А сына ее, к слову сказать, Палко звали, и был он такой красавец, что второго такого ищи не отыщешь, хоть всю степь обойди.
Ну, так вот. Плакала бедная женщина, плакала, но сыночка в путь снарядила, лепешку в золе испекла да ему в котомку сунула – с тем и отпустила счастье искать.
Шел, шел красавец Палко через горы и долы, а к вечеру попал в лес большой, в чащобу нехоженую. Увидел вдали огонек, будто свеча горит. Пошел на огонь, а он с каждым шагом все ярче да выше, под конец даже страшно стало, словно дом большой полыхает. «Ох,– думает Палко,– видно, здесь великаны живут».
Так оно и было: вокруг костра сидело великанье семейство – сам великан и сыны его. На жердях-вертелах сало поджаривали.
«Ладно! – сказал себе Палко.– Другой жизни не бывать, смертынь-ки не миновать...» И смело подошел к костру. Снял шапку Палко, вежливо поздоровался:
– Доброго вам вечера, господин мой батюшка! Повернулся к нему великан да как рявкнет:
– Это еще что за человечье отродье?
– Я это, господин мой батюшка,– отвечает Палко.
– Кто ж ты есть, кто таков?
– Я, господин мой батюшка, бедняцкий сын, иду вот службу искать.
– Ну, благодари бога, что господином батюшкой величал меня,– сказал великан,– иначе зажарил бы я тебя на этом костре. Садись с нами, сынок!
Сел Палко с сыновьями-великанами в ряд, они его щедро жареным салом попотчевали, после того лег Палко и заснул как убитый. Утром все пробудились, великан и спрашивает:
– И куда ж ты путь держишь, Палко, сынок, где хочешь службу искать?
– Я, господин мой батюшка, к королю податься хочу, потому как слышал, там у них для работника год – три денечка, и платят бедному человеку по-божески.
– Э, сынок, король далече живет. Все ноги стопчешь, пока дойдешь.

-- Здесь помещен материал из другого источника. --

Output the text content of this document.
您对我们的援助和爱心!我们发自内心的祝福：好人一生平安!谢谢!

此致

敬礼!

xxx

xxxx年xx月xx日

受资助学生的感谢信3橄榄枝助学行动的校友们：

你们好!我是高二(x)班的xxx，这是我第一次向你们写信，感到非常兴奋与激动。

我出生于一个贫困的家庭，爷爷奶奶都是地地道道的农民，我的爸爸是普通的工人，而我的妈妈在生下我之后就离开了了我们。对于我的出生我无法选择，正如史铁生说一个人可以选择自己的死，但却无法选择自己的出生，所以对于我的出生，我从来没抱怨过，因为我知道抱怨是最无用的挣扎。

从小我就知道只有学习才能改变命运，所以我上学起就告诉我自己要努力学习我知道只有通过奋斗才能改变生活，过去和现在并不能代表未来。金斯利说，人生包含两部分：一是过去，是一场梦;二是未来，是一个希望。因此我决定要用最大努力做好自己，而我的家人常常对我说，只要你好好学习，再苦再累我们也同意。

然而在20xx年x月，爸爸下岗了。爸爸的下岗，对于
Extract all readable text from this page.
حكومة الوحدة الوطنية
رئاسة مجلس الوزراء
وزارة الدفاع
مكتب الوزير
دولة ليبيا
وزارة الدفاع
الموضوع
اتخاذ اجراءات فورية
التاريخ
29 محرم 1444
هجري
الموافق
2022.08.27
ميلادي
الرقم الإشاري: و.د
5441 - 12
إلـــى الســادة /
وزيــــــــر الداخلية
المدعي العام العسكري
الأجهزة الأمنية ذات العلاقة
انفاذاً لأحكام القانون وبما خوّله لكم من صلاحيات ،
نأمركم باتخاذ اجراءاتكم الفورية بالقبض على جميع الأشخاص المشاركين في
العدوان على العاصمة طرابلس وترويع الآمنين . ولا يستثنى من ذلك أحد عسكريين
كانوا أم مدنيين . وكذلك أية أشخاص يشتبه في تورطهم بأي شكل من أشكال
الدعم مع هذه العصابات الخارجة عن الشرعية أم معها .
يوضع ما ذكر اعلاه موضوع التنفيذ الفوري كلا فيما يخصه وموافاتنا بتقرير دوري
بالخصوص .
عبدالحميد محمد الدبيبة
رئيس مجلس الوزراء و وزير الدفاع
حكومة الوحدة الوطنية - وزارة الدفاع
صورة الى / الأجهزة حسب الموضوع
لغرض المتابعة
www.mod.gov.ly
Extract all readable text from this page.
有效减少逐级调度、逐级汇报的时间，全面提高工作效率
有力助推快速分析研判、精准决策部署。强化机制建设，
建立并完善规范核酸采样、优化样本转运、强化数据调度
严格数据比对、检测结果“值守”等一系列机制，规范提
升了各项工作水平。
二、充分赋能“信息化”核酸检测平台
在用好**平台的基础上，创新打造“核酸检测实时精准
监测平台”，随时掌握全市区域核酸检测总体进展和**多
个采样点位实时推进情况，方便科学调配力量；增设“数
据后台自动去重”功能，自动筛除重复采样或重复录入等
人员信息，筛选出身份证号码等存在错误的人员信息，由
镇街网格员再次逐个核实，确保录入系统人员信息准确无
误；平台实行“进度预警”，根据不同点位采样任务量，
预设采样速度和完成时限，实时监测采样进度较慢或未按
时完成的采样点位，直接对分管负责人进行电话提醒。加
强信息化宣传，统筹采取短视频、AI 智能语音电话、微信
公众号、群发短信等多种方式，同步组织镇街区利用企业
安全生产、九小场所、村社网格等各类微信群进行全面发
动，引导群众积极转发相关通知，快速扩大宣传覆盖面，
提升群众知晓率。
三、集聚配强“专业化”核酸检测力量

Ну, не печалься, садись мне на загорбок да за волосы крепко держись, отнесу я тебя к королю.
Взобрался Палко на великана, а великан говорит:
– Ты, Палко, глаза-то зажмурь, не то голова закружится, упадешь да разобьешься насмерть, косточек не соберешь.
Зажмурился Палко, а великан пошел с горы на гору шагать, с одной вершины на другую, море встретилось – море перешагнул, а потом на такую высокую гору шагнул, что головою небо достал. Тут он остановился, перевел дух и говорит Палко:
– Открой глаза, сынок, да скажи: что ты видишь?
– Вижу я,– отвечает Палко,– там, вдали, вроде что-то белеет. Что бы это было, господин мой батюшка?
– Это, сынок, королевский загон для овец при дворце заоблачном. А теперь опять закрой глаза.
Сделал великан еще три шага, говорит Палко:
– Открой глаза, сынок, что ты видишь?
– Будто домик вижу, господин мой батюшка.
– Это королевский дворец заоблачный, Палко, сынок. Отсюда-то он тебе крошкой кажется, но ты погоди, он еще вырастет. Закрой глаза!
Закрыл Палко глаза и вцепился намертво великану в волосы, да и правильно сделал, потому что вдруг такой поднялся вихрь, что, не держись он крепко руками-ногами, сдуло бы его как пушинку. А великану что, ему и ураган нипочем. Знай, долговязый, ноги переставляет с горы на гору, леса и долины позади остаются.
– Открой-ка глаза, сынок! Оглянись, что ты видишь?
– Вижу, господин мой батюшка, дворец, в жизни ничего красивей не видел. Мы как раз у ворот стоим.
– Ну, коли так, слезай с закорок, Палко, сынок, и ступай к королю. А я домой подамся, к сыновьям своим.
Слез Палко с великана, распрощался честь по чести, сыновьям его поклон передал и пошел во дворец. Там прямо к королю направился, рассказал ему: так, мол, и так.
– Ну, что же, Палко, сынок,– сказал король,– был у меня пастух, индюшек пас, да я его прогнал, возьму на его место тебя.
Пасет Палко индюшек, время идет. Видит король, паренек старательный, взял его в покои королевские, своим личным слугой определил. Да, чтоб не забыть: у того короля было три дочки, одна другой краше. Только старшие очень уж злые были, младшую недолюбливали. А та была такая уж раскрасавица – глянешь на нее, глаза слепит, легче на солнце смотреть. Сколько князей-королевичей сваталось к ней, и не счесть, да только младшая королевна, с тех пор как Палко увидела, и словечком их не приветила. Хотя и с Палко не часто беседовала – мать-королева, колдунья старая, глаз с дочери не спускала. Словом, так ли, эдак ли, а только приметила она, что Палко и ее младшая дочка и без слов понимают друг дружку.
– Знаю я, отчего не нужны нашей младшей королевичи да князья,– говорит она мужу.– Негодница Палко любит!
– Неужто? – удивился король.– Ну, уж с Палко я справлюсь. Больше они не увидятся.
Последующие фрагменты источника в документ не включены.